I meditated a moment; then I nodded, and arose, and went to a lavatory to make myself presentable. Emerging, I considered Dubois, who stood stolid awaiting me. Within myself I was quelling profound disturbance. It was another recurrence-dream, I was telling myself. Always it is a dream of recurrence. Dreaming is hardly any longer a continuity in my present. At least, awake, there is no recurrence—or I am not conscious of Dubois waited.
Although, I reminded myself with a frosty quarter-smile, this time, at least, there was a touch of creativity. Judas was obeying a command; he was a hero.
Shrugging, I looked at Dubois, raised an interrogatory eyebrow, and pointed to a door. Nodding, Dubois went and opened it, standing back.

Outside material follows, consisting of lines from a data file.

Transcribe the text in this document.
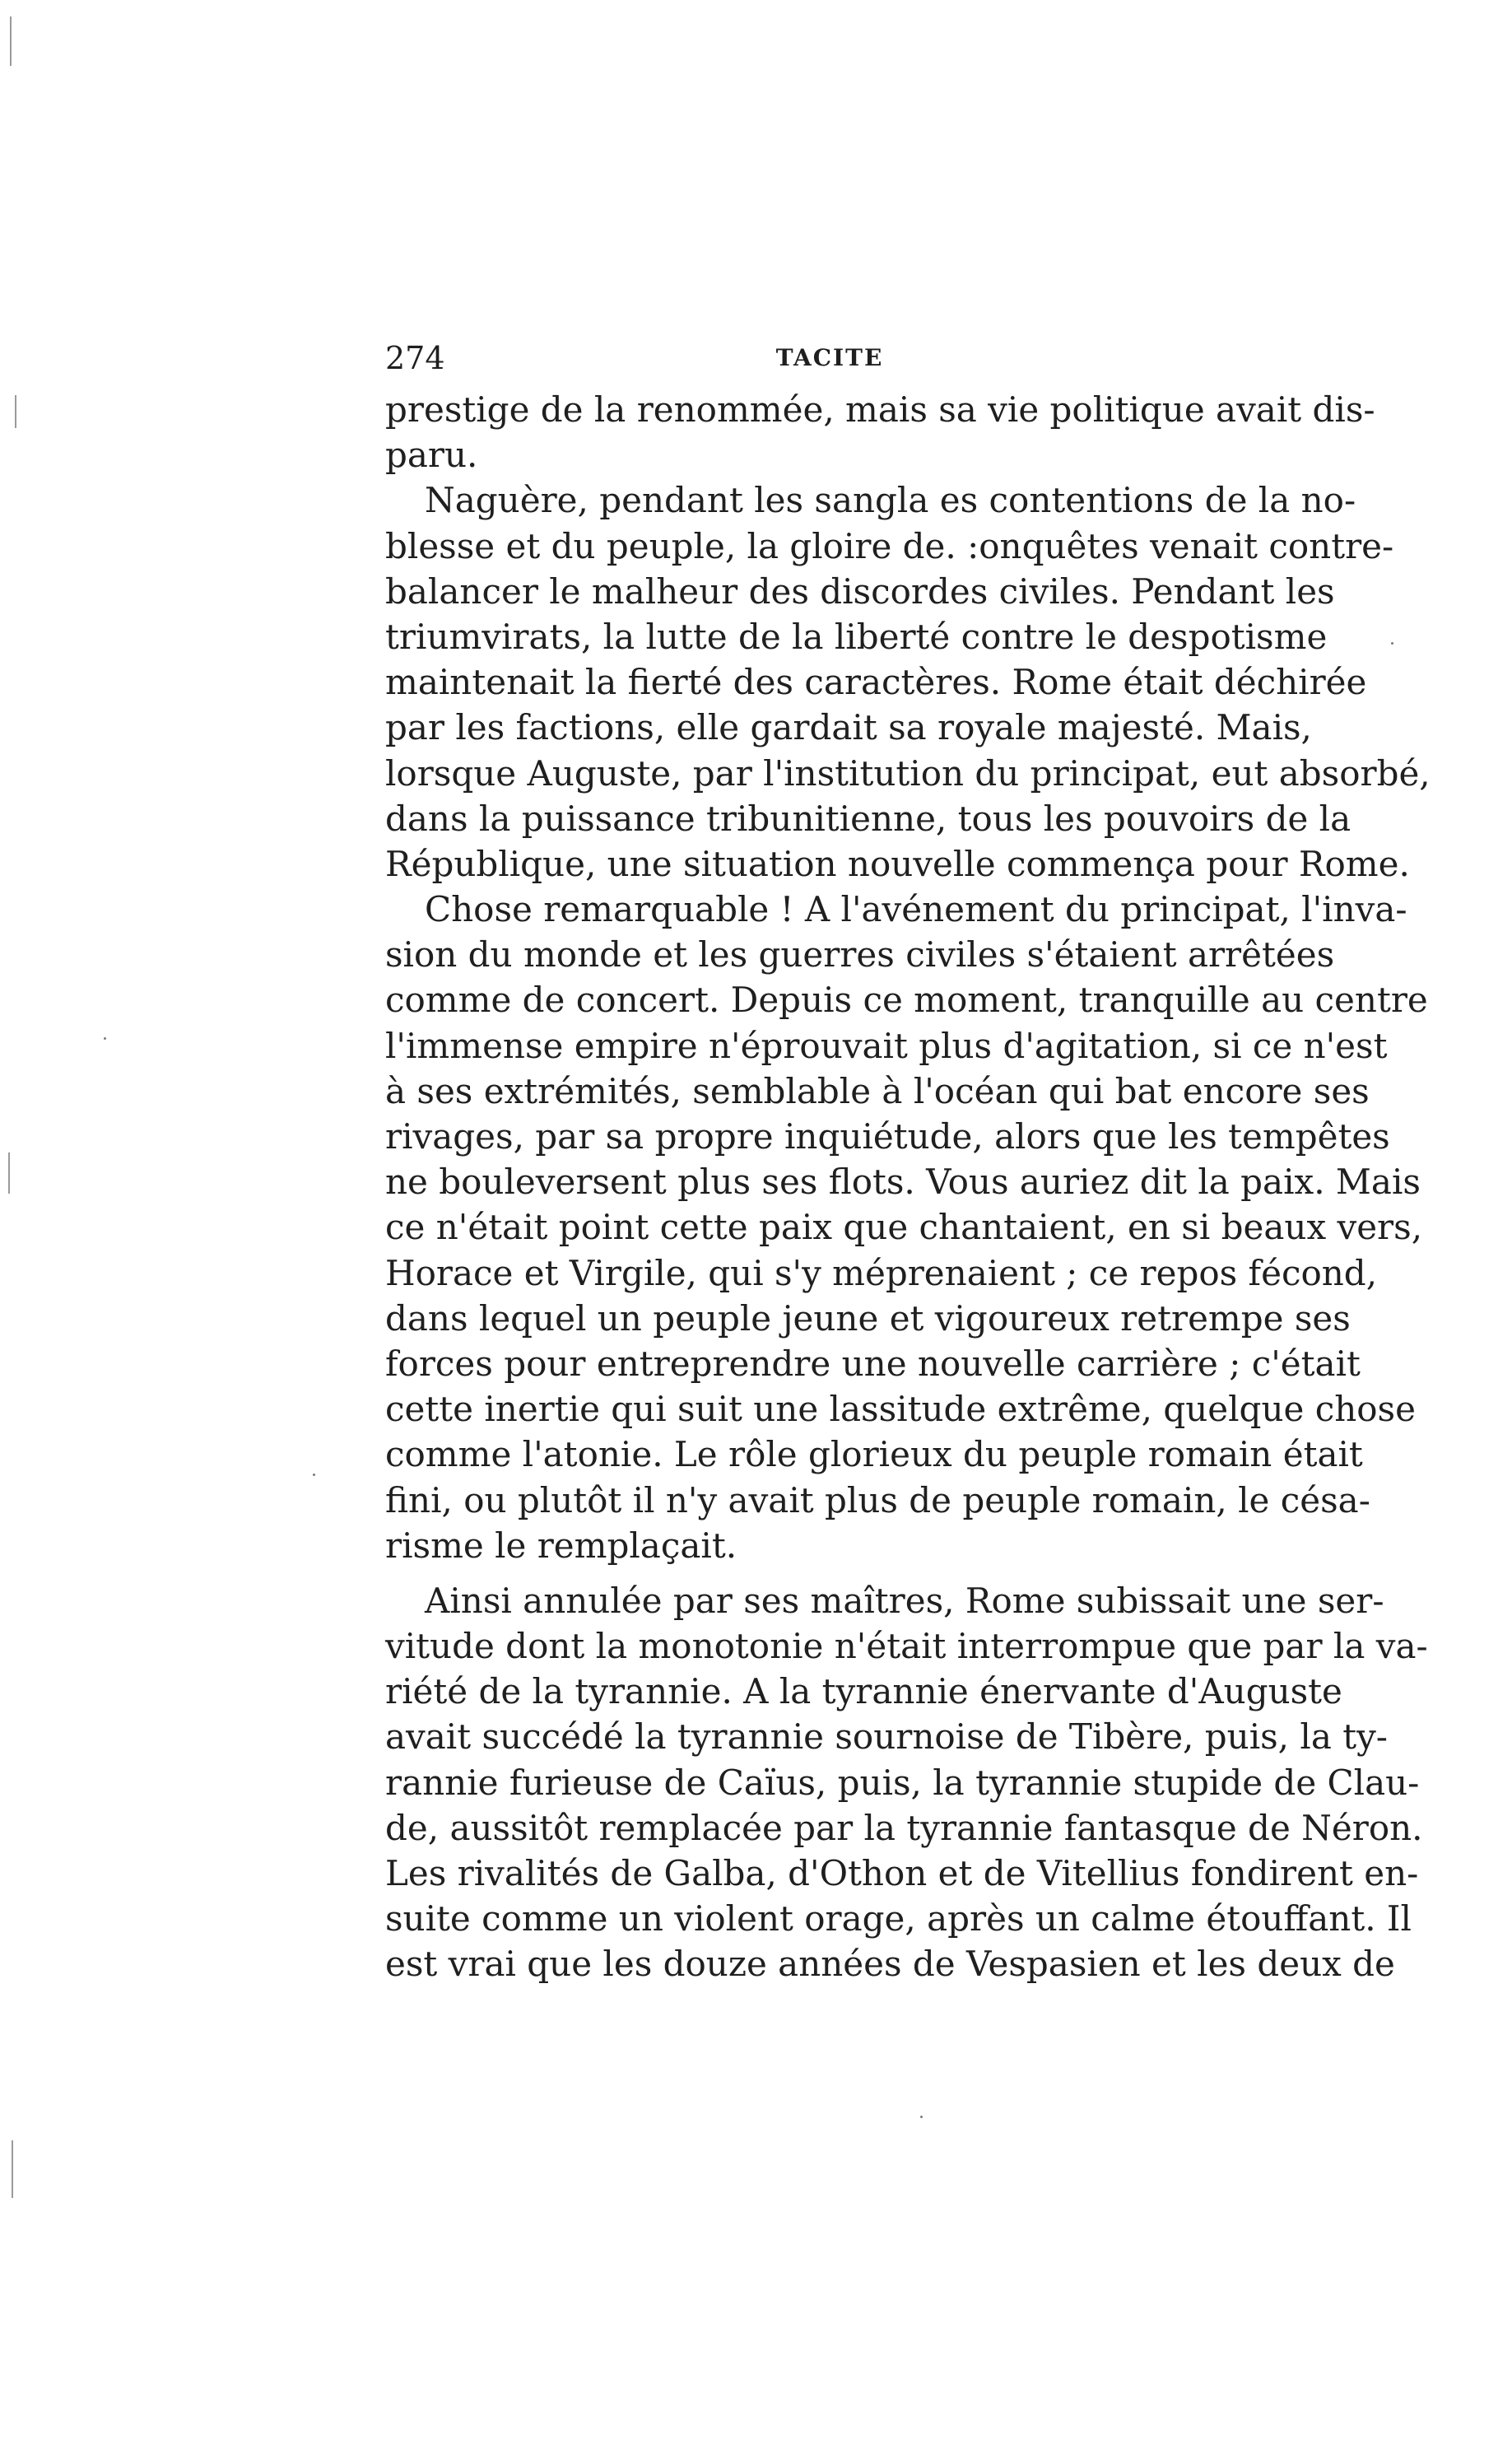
274	TACITE
prestige de la renommée, mais sa vie politique avait dis-
paru.
Naguère, pendant les sangla es contentions de la no-
blesse et du peuple, la gloire de. :onquêtes venait contre-
balancer le malheur des discordes civiles. Pendant les
triumvirats, la lutte de la liberté contre le despotisme
maintenait la fierté des caractères. Rome était déchirée
par les factions, elle gardait sa royale majesté. Mais,
lorsque Auguste, par l'institution du principat, eut absorbé,
dans la puissance tribunitienne, tous les pouvoirs de la
République, une situation nouvelle commença pour Rome.
Chose remarquable ! A l'avénement du principat, l'inva-
sion du monde et les guerres civiles s'étaient arrêtées
comme de concert. Depuis ce moment, tranquille au centre
l'immense empire n'éprouvait plus d'agitation, si ce n'est
à ses extrémités, semblable à l'océan qui bat encore ses
rivages, par sa propre inquiétude, alors que les tempêtes
ne bouleversent plus ses flots. Vous auriez dit la paix. Mais
ce n'était point cette paix que chantaient, en si beaux vers,
Horace et Virgile, qui s'y méprenaient ; ce repos fécond,
dans lequel un peuple jeune et vigoureux retrempe ses
forces pour entreprendre une nouvelle carrière ; c'était
cette inertie qui suit une lassitude extrême, quelque chose
comme l'atonie. Le rôle glorieux du peuple romain était
fini, ou plutôt il n'y avait plus de peuple romain, le césa-
risme le remplaçait.
Ainsi annulée par ses maîtres, Rome subissait une ser-
vitude dont la monotonie n'était interrompue que par la va-
riété de la tyrannie. A la tyrannie énervante d'Auguste
avait succédé la tyrannie sournoise de Tibère, puis, la ty-
rannie furieuse de Caïus, puis, la tyrannie stupide de Clau-
de, aussitôt remplacée par la tyrannie fantasque de Néron.
Les rivalités de Galba, d'Othon et de Vitellius fondirent en-
suite comme un violent orage, après un calme étouffant. Il
est vrai que les douze années de Vespasien et les deux de
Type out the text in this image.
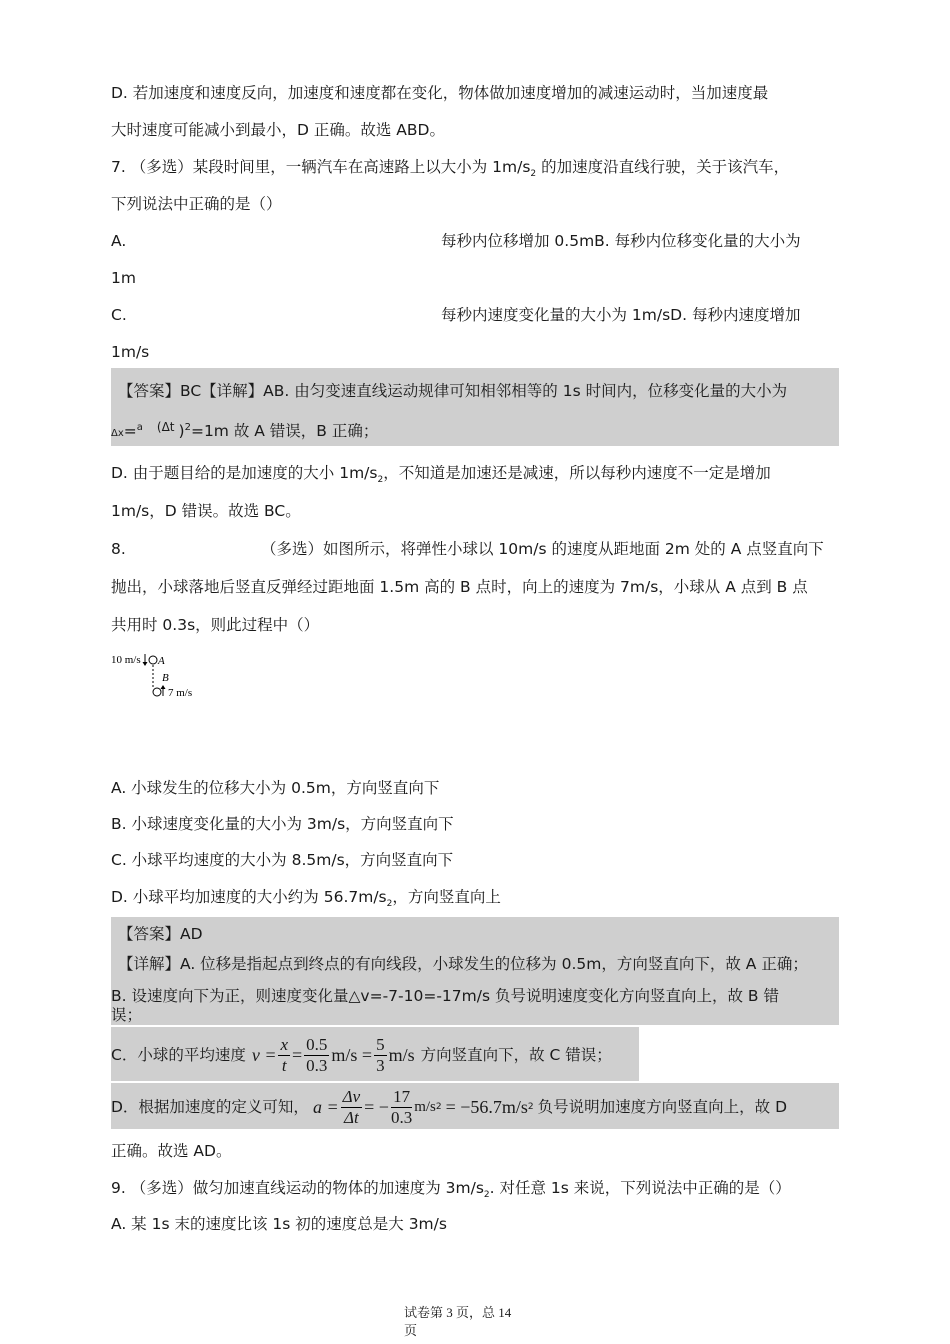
D. 若加速度和速度反向，加速度和速度都在变化，物体做加速度增加的减速运动时，当加速度最
大时速度可能减小到最小，D 正确。故选 ABD。
7. （多选）某段时间里，一辆汽车在高速路上以大小为 $1m/s_2$ 的加速度沿直线行驶，关于该汽车，
下列说法中正确的是（）
A.	每秒内位移增加 0.5mB. 每秒内位移变化量的大小为
1m
C.	每秒内速度变化量的大小为 1m/sD. 每秒内速度增加
1m/s
【答案】BC【详解】AB. 由匀变速直线运动规律可知相邻相等的 1s 时间内，位移变化量的大小为
Δx=$^a$ $^{(\Delta t}$ )$^2$=1m 故 A 错误，B 正确；
D. 由于题目给的是加速度的大小 $1m/s_2$，不知道是加速还是减速，所以每秒内速度不一定是增加
1m/s，D 错误。故选 BC。
8.	（多选）如图所示，将弹性小球以 10m/s 的速度从距地面 2m 处的 A 点竖直向下
抛出，小球落地后竖直反弹经过距地面 1.5m 高的 B 点时，向上的速度为 7m/s，小球从 A 点到 B 点
共用时 0.3s，则此过程中（）
10 m/s A
B
7 m/s
A. 小球发生的位移大小为 0.5m，方向竖直向下
B. 小球速度变化量的大小为 3m/s，方向竖直向下
C. 小球平均速度的大小为 8.5m/s，方向竖直向下
D. 小球平均加速度的大小约为 $56.7m/s_2$，方向竖直向上
【答案】AD
【详解】A. 位移是指起点到终点的有向线段，小球发生的位移为 0.5m，方向竖直向下，故 A 正确；
B. 设速度向下为正，则速度变化量△v=-7-10=-17m/s 负号说明速度变化方向竖直向上，故 B 错
误；
C．小球的平均速度 $v = \frac{x}{t} = \frac{0.5}{0.3} m/s = \frac{5}{3} m/s$ 方向竖直向下，故 C 错误；
D．根据加速度的定义可知， $a = \frac{\Delta v}{\Delta t}$ = − $\frac{17}{0.3} m/s$ 2 = −56.7m/s 2 负号说明加速度方向竖直向上，故 D
正确。故选 AD。
9. （多选）做匀加速直线运动的物体的加速度为 $3m/s_2$. 对任意 1s 来说，下列说法中正确的是（）
A. 某 1s 末的速度比该 1s 初的速度总是大 3m/s
试卷第 3 页，总 14
页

I, Gauleiter Von Eltz, emerged onto my terrace, grandly overlooking the crowd-peopled garden that sloped downward to the bank of the River Maon.
My soldiers were handling Leroy Guyon even more roughly than the priests had done: they crushed the cuffs into his wrists, which they twisted behind him at an odd angle—and it was scientifically done, so that when they barely touched his wrists the pain shot up his arms and down into his chest. Then they thrust Guyon out of the truck and through the crowd, using him as a buffer to knock people aside. Everybody was quiet at first, and then the crowd started to jeer.